В первую минуту Юлия не поняла. Потом волна небывалой радости залила ей душу, хотя сердце, полное слишком искренней любовью, кольнула неясная, непонятная обида. И слезы, счастливые и печальные вместе, опять закапали, безмолвно и легко падая с ресниц.
Звягин сел рядом с Юлией на широкое кресло и обнял ее одной рукой. Он не любил Юлию, но одиночества переносить не умел, и Юлия, с ее любовью, была ему необходима. К тому же Муратова должна знать, что он победил ее, что он не хочет страдать от разлуки. Это она должна знать немедленно.
И, прижимая Юлию к себе, он шептал:
– Так вы меня больше не покинете? Вы мне верите? Помогите до конца. Сделаем это не откладывая… Через два дня я уезжаю в Москву. Вы будете уже там? Не создавайте лишнюю муку. Надо жалеть меня.
В столовой Валентины Сергеевны, комнате очень высокой, с темной резной мебелью и темными стенами, сидело несколько человек. Только что кончили завтрак и теперь допивали кофе. Свет зимнего, снежного, сумеречного дня, пробиваясь в окна, делал все окружающие предметы и лица людей особенно унылыми и серыми.

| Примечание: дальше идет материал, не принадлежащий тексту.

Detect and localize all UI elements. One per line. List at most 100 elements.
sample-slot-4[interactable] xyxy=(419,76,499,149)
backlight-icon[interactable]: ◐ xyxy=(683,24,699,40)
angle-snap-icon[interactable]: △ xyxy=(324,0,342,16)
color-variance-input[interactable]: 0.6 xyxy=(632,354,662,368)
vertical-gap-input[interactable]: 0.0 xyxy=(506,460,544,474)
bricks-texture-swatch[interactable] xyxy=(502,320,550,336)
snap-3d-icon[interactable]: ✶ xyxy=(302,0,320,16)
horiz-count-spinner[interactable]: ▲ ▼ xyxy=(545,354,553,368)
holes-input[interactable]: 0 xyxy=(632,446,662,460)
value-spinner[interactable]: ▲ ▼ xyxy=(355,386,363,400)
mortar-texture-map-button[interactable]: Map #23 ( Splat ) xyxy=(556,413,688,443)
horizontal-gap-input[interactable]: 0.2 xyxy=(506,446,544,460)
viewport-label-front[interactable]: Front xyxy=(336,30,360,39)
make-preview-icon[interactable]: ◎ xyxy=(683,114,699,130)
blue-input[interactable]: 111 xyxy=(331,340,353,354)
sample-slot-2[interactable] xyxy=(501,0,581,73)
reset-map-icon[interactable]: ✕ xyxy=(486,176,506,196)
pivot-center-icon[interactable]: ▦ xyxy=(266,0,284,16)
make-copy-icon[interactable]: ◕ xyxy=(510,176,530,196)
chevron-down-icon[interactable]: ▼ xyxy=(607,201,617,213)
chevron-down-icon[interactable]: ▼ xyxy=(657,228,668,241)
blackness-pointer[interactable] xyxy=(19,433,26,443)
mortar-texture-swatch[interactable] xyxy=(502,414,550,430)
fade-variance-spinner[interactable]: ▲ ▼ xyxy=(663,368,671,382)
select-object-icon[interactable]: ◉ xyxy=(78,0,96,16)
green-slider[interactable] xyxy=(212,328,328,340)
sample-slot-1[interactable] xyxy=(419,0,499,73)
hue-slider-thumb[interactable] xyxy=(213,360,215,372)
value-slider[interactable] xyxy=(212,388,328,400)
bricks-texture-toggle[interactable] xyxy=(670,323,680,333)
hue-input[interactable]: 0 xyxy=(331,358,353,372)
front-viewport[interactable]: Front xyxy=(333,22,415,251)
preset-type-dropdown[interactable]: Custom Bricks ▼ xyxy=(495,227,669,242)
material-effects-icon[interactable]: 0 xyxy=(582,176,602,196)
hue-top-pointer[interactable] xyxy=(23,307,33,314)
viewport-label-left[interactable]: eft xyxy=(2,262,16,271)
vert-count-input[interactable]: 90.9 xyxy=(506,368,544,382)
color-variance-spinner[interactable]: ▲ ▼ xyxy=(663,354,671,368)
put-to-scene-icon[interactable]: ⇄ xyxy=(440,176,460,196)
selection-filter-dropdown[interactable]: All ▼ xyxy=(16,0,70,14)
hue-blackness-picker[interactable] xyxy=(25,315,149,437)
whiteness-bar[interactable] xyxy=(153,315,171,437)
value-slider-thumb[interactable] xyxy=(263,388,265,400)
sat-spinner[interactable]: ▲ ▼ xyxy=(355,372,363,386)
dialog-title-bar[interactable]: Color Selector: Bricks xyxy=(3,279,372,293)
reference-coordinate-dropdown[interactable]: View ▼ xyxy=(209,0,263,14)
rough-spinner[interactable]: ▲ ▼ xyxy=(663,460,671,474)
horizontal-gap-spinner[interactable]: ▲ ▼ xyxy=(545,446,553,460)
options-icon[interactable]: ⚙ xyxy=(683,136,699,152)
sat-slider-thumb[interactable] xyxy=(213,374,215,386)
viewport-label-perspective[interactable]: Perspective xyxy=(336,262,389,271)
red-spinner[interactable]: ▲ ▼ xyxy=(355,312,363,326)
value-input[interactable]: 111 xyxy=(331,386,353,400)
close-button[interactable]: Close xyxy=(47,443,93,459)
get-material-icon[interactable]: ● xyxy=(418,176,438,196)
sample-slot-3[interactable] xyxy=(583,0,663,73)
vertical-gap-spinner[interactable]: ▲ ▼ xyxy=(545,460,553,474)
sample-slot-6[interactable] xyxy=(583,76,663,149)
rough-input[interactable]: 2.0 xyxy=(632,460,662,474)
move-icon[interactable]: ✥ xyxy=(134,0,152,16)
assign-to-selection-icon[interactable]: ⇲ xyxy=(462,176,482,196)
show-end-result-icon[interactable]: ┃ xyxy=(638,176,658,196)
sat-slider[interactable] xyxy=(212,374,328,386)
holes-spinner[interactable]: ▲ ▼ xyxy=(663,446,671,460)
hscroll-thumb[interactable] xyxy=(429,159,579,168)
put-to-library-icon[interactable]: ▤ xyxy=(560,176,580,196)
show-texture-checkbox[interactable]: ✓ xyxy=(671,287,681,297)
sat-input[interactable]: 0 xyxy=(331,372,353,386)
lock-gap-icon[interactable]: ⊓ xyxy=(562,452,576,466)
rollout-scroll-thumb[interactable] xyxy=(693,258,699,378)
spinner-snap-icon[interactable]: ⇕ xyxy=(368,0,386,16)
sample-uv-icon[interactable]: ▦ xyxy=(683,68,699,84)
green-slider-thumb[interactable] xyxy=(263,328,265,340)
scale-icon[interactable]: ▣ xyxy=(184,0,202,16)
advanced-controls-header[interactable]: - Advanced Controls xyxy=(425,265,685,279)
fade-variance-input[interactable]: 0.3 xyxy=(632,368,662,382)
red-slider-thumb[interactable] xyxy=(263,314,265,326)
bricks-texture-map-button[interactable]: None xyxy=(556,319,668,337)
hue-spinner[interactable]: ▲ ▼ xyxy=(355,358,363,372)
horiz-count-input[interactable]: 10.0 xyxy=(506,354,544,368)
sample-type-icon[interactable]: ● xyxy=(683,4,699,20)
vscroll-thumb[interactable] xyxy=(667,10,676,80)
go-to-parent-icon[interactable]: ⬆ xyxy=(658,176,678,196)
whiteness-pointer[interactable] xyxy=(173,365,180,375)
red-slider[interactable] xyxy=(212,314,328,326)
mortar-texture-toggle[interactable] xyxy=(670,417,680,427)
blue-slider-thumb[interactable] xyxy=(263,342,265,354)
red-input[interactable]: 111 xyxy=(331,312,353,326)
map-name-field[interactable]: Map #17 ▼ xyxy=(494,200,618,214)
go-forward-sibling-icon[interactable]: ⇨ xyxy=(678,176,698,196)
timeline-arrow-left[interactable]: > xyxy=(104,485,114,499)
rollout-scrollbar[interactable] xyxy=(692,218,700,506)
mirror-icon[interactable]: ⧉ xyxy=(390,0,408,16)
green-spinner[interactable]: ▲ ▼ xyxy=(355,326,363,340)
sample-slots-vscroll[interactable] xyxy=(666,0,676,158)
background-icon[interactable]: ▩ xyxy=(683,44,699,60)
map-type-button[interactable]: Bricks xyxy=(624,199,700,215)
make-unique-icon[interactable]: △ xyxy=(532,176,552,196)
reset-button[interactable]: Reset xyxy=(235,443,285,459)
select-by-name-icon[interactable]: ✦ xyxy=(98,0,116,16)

На конце стола, в кресле, сидел Иван Сергеевич с капризным, больным лицом. Он, видимо, был не в духе, и даже всегда живые глаза его на этот раз казались тусклыми и злыми.
Рядом с ним сидела полная, добрая и глупая дама, которая доводилась как-то родственницей Валентине Сергеевне, любила ее и теперь привезла к ней свою племянницу, богатую сироту, едва выпущенную из института. Дама взяла ее к себе только осенью, а перед этим девочка провела в четырех стенах всю жизнь с семилетнего возраста, не выходя даже на каникулы.

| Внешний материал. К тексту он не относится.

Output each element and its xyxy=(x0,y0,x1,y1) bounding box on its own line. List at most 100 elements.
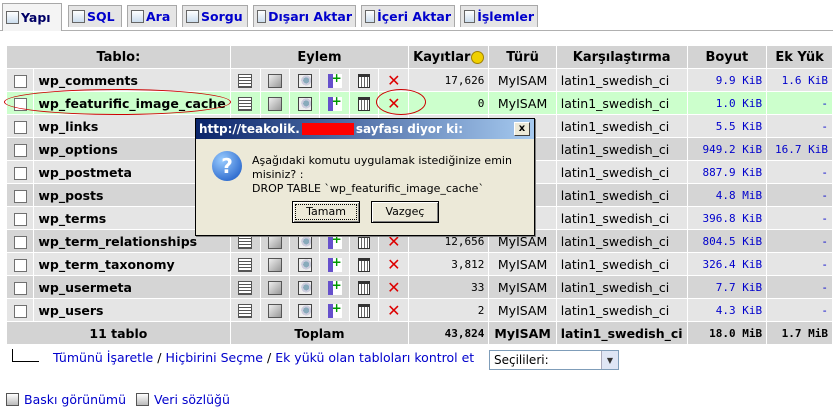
empty-icon[interactable] xyxy=(358,280,371,295)
action-structure[interactable] xyxy=(260,299,290,321)
structure-icon[interactable] xyxy=(268,280,282,295)
row-checkbox[interactable] xyxy=(7,253,34,275)
header-table[interactable]: Tablo: xyxy=(7,46,230,68)
action-insert[interactable] xyxy=(320,276,350,298)
row-checkbox[interactable] xyxy=(7,276,34,298)
print-view-link[interactable]: Baskı görünümü xyxy=(24,392,126,407)
structure-icon[interactable] xyxy=(268,234,282,249)
search-icon[interactable] xyxy=(297,280,312,295)
action-search[interactable] xyxy=(290,299,320,321)
action-structure[interactable] xyxy=(260,276,290,298)
checkbox[interactable] xyxy=(13,74,27,88)
checkbox[interactable] xyxy=(13,212,27,226)
overhead-cell[interactable]: - xyxy=(767,299,832,321)
browse-icon[interactable] xyxy=(238,234,253,249)
insert-icon[interactable] xyxy=(327,255,342,272)
checkbox[interactable] xyxy=(13,97,27,111)
tab-sql[interactable]: SQL xyxy=(68,5,122,27)
empty-icon[interactable] xyxy=(358,73,371,88)
search-icon[interactable] xyxy=(297,303,312,318)
action-search[interactable] xyxy=(290,253,320,275)
checkbox[interactable] xyxy=(13,166,27,180)
search-icon[interactable] xyxy=(297,73,312,88)
action-search[interactable] xyxy=(290,276,320,298)
structure-icon[interactable] xyxy=(268,96,282,111)
action-insert[interactable] xyxy=(320,253,350,275)
action-search[interactable] xyxy=(290,69,320,91)
checkbox[interactable] xyxy=(13,120,27,134)
drop-icon[interactable]: ✕ xyxy=(387,72,400,88)
table-name-link[interactable]: wp_comments xyxy=(34,69,230,91)
table-name-link[interactable]: wp_featurific_image_cache xyxy=(34,92,230,114)
action-insert[interactable] xyxy=(320,299,350,321)
size-link[interactable]: 1.0 KiB xyxy=(687,92,767,114)
action-structure[interactable] xyxy=(260,69,290,91)
checkbox[interactable] xyxy=(13,189,27,203)
size-link[interactable]: 4.8 MiB xyxy=(687,184,767,206)
browse-icon[interactable] xyxy=(238,73,253,88)
overhead-cell[interactable]: - xyxy=(767,161,832,183)
checkbox[interactable] xyxy=(13,235,27,249)
size-link[interactable]: 9.9 KiB xyxy=(687,69,767,91)
overhead-cell[interactable]: 16.7 KiB xyxy=(767,138,832,160)
action-empty[interactable] xyxy=(350,69,379,91)
browse-icon[interactable] xyxy=(238,280,253,295)
overhead-cell[interactable]: - xyxy=(767,276,832,298)
empty-icon[interactable] xyxy=(358,234,371,249)
overhead-cell[interactable]: 1.6 KiB xyxy=(767,69,832,91)
header-type[interactable]: Türü xyxy=(489,46,556,68)
size-link[interactable]: 887.9 KiB xyxy=(687,161,767,183)
action-insert[interactable] xyxy=(320,92,350,114)
row-checkbox[interactable] xyxy=(7,184,34,206)
insert-icon[interactable] xyxy=(327,278,342,295)
size-link[interactable]: 326.4 KiB xyxy=(687,253,767,275)
tab-search[interactable]: Ara xyxy=(127,5,177,27)
overhead-cell[interactable]: - xyxy=(767,253,832,275)
size-link[interactable]: 4.3 KiB xyxy=(687,299,767,321)
checkbox[interactable] xyxy=(13,143,27,157)
action-empty[interactable] xyxy=(350,92,379,114)
check-all-link[interactable]: Tümünü İşaretle xyxy=(53,350,153,365)
search-icon[interactable] xyxy=(297,96,312,111)
overhead-cell[interactable]: - xyxy=(767,230,832,252)
action-structure[interactable] xyxy=(260,92,290,114)
drop-icon[interactable]: ✕ xyxy=(387,256,400,272)
browse-icon[interactable] xyxy=(238,303,253,318)
size-link[interactable]: 396.8 KiB xyxy=(687,207,767,229)
size-link[interactable]: 949.2 KiB xyxy=(687,138,767,160)
row-checkbox[interactable] xyxy=(7,69,34,91)
header-overhead[interactable]: Ek Yük xyxy=(767,46,832,68)
check-overhead-link[interactable]: Ek yükü olan tabloları kontrol et xyxy=(275,350,474,365)
tab-operations[interactable]: İşlemler xyxy=(460,5,538,27)
data-dictionary-link[interactable]: Veri sözlüğü xyxy=(154,392,230,407)
action-browse[interactable] xyxy=(230,92,260,114)
row-checkbox[interactable] xyxy=(7,230,34,252)
action-search[interactable] xyxy=(290,92,320,114)
row-checkbox[interactable] xyxy=(7,299,34,321)
action-browse[interactable] xyxy=(230,299,260,321)
insert-icon[interactable] xyxy=(327,301,342,318)
browse-icon[interactable] xyxy=(238,96,253,111)
empty-icon[interactable] xyxy=(358,303,371,318)
tab-export[interactable]: Dışarı Aktar xyxy=(253,5,356,27)
action-drop[interactable]: ✕ xyxy=(379,276,409,298)
row-checkbox[interactable] xyxy=(7,92,34,114)
checkbox[interactable] xyxy=(13,281,27,295)
action-drop[interactable]: ✕ xyxy=(379,253,409,275)
drop-icon[interactable]: ✕ xyxy=(387,279,400,295)
row-checkbox[interactable] xyxy=(7,138,34,160)
empty-icon[interactable] xyxy=(358,257,371,272)
checkbox[interactable] xyxy=(13,258,27,272)
close-button[interactable]: x xyxy=(514,122,530,136)
action-empty[interactable] xyxy=(350,276,379,298)
browse-icon[interactable] xyxy=(238,257,253,272)
header-size[interactable]: Boyut xyxy=(687,46,767,68)
row-checkbox[interactable] xyxy=(7,161,34,183)
overhead-cell[interactable]: - xyxy=(767,115,832,137)
size-link[interactable]: 5.5 KiB xyxy=(687,115,767,137)
action-structure[interactable] xyxy=(260,253,290,275)
checkbox[interactable] xyxy=(13,304,27,318)
insert-icon[interactable] xyxy=(327,94,342,111)
structure-icon[interactable] xyxy=(268,73,282,88)
table-name-link[interactable]: wp_term_taxonomy xyxy=(34,253,230,275)
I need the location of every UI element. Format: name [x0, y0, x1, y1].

Она была довольно миленькая, прозрачно-малокровная, хотя полная, с каким-то странным взором, не то наивным, не то вызывающим, с пепельными волосами, тщательно, даже по-детски тщательно и неумело завитыми. Одетая пестро и непривычно – она сидела молчаливо, только изредка улыбаясь и поправляя одежду и волосы беленькими, пухлыми руками.
– Ах, я просто не знаю, чем и повеселить Сонечку! – говорила в это время тетка. – Я все свои знакомства забросила, случая этого не предвидела… Конечно, понемногу можно все связи вернуть, но пока, пока! Молоденькая девушка, ее нужно вывозить, ей нужно о женихах думать… скучает! Смотрю – а она уж и скучает! Этакая хорошенькая, все у нее есть, а она бледнеет и скучает! Конечно, я старуха… И как бы мне ее развеселить!

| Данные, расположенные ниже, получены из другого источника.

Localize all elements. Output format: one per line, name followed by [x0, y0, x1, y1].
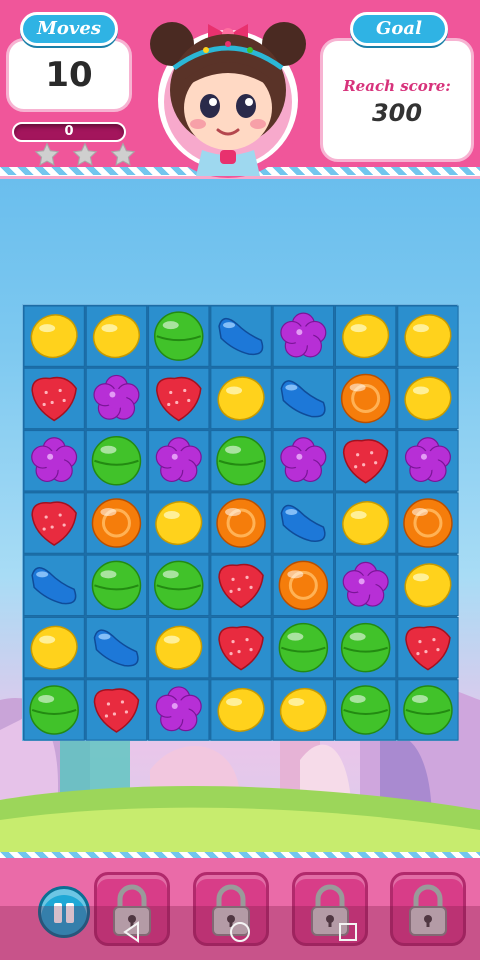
green-round-candy-icon[interactable]	[148, 554, 210, 616]
purple-flower-candy-icon[interactable]	[85, 367, 148, 430]
star-icon	[72, 142, 98, 166]
red-strawberry-candy-icon[interactable]	[397, 617, 459, 679]
green-round-candy-icon[interactable]	[148, 305, 210, 367]
yellow-lemon-candy-icon[interactable]	[210, 679, 272, 741]
yellow-lemon-candy-icon[interactable]	[85, 305, 148, 367]
orange-round-candy-icon[interactable]	[335, 367, 397, 430]
goal-label: Goal	[350, 12, 448, 46]
blue-jellybean-candy-icon[interactable]	[23, 554, 85, 616]
blue-jellybean-candy-icon[interactable]	[272, 367, 334, 430]
score-progress-bar: 0	[12, 122, 126, 142]
yellow-lemon-candy-icon[interactable]	[335, 492, 397, 554]
yellow-lemon-candy-icon[interactable]	[210, 367, 272, 430]
red-strawberry-candy-icon[interactable]	[335, 430, 397, 492]
character-avatar	[150, 22, 306, 178]
blue-jellybean-candy-icon[interactable]	[272, 492, 334, 554]
star-icon	[34, 142, 60, 166]
yellow-lemon-candy-icon[interactable]	[23, 305, 85, 367]
back-triangle-icon[interactable]	[118, 918, 146, 946]
purple-flower-candy-icon[interactable]	[335, 554, 397, 616]
yellow-lemon-candy-icon[interactable]	[23, 617, 85, 679]
orange-round-candy-icon[interactable]	[397, 492, 459, 554]
purple-flower-candy-icon[interactable]	[148, 679, 210, 741]
purple-flower-candy-icon[interactable]	[23, 430, 85, 492]
green-round-candy-icon[interactable]	[335, 617, 397, 679]
red-strawberry-candy-icon[interactable]	[23, 492, 85, 554]
game-board[interactable]	[22, 304, 459, 742]
yellow-lemon-candy-icon[interactable]	[148, 492, 210, 554]
red-strawberry-candy-icon[interactable]	[210, 617, 272, 679]
green-round-candy-icon[interactable]	[272, 617, 334, 679]
yellow-lemon-candy-icon[interactable]	[397, 305, 459, 367]
orange-round-candy-icon[interactable]	[210, 492, 272, 554]
red-strawberry-candy-icon[interactable]	[148, 367, 210, 430]
green-round-candy-icon[interactable]	[23, 679, 85, 741]
orange-round-candy-icon[interactable]	[272, 554, 334, 616]
star-rating	[30, 142, 140, 168]
yellow-lemon-candy-icon[interactable]	[148, 617, 210, 679]
goal-text: Reach score:	[343, 77, 451, 95]
star-icon	[110, 142, 136, 166]
goal-panel: Reach score: 300	[320, 38, 474, 162]
red-strawberry-candy-icon[interactable]	[210, 554, 272, 616]
yellow-lemon-candy-icon[interactable]	[397, 367, 459, 430]
green-round-candy-icon[interactable]	[85, 430, 148, 492]
moves-panel: 10	[6, 38, 132, 112]
purple-flower-candy-icon[interactable]	[272, 305, 334, 367]
purple-flower-candy-icon[interactable]	[397, 430, 459, 492]
red-strawberry-candy-icon[interactable]	[85, 679, 148, 741]
purple-flower-candy-icon[interactable]	[272, 430, 334, 492]
purple-flower-candy-icon[interactable]	[148, 430, 210, 492]
goal-target-score: 300	[371, 99, 423, 127]
red-strawberry-candy-icon[interactable]	[23, 367, 85, 430]
green-round-candy-icon[interactable]	[85, 554, 148, 616]
green-round-candy-icon[interactable]	[335, 679, 397, 741]
orange-round-candy-icon[interactable]	[85, 492, 148, 554]
yellow-lemon-candy-icon[interactable]	[272, 679, 334, 741]
yellow-lemon-candy-icon[interactable]	[397, 554, 459, 616]
blue-jellybean-candy-icon[interactable]	[210, 305, 272, 367]
moves-counter: 10	[45, 55, 93, 95]
score-value: 0	[64, 124, 74, 139]
green-round-candy-icon[interactable]	[210, 430, 272, 492]
green-round-candy-icon[interactable]	[397, 679, 459, 741]
candy-grid[interactable]	[23, 305, 459, 742]
recents-square-icon[interactable]	[334, 918, 362, 946]
yellow-lemon-candy-icon[interactable]	[335, 305, 397, 367]
blue-jellybean-candy-icon[interactable]	[85, 617, 148, 679]
moves-label: Moves	[20, 12, 118, 46]
home-circle-icon[interactable]	[226, 918, 254, 946]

Валентина посмотрела на девушку, которая потупила глаза, и произнесла:
– А что же, Сонечка, вы читать не любите?
Сонечка подняла свои вызывающие глазки под плотной сеткой черных ресниц.
– Дорогая, дорогая Валентина Сергеевна! Если бы вы знали, как мне надоело возиться с книгами! Вы такая дуся, и я вам скажу откровенно…
Тут она покосилась немного в сторону Ивана Сергеевича, который ей не выражал особого благоволения, но Иван Сергеевич сидел с закрытыми глазами, как спящий – и Сонечка продолжала:
– Я вам откровенно скажу, что эта тюрьма институтская всем, всем мне опротивела. Я как птичка, вылетевшая из клетки. Мне хочется посмотреть мир, людей… Меня так и тянет к свету… Веселья, упоенья, блеска… Я бы хотела закружиться в вихре бала…
Валентина едва успела подавить улыбку и произнесла, обращаясь к тетке:
– Вот какая она у вас бедовая… Повезите ее в театр, на бал. Зимой столько даже общественных балов.
– Ах, вот артиллерийский… – проговорила Сонечка и вспыхнула, неожиданно смутясь. – Это уж всегда лучше, военные…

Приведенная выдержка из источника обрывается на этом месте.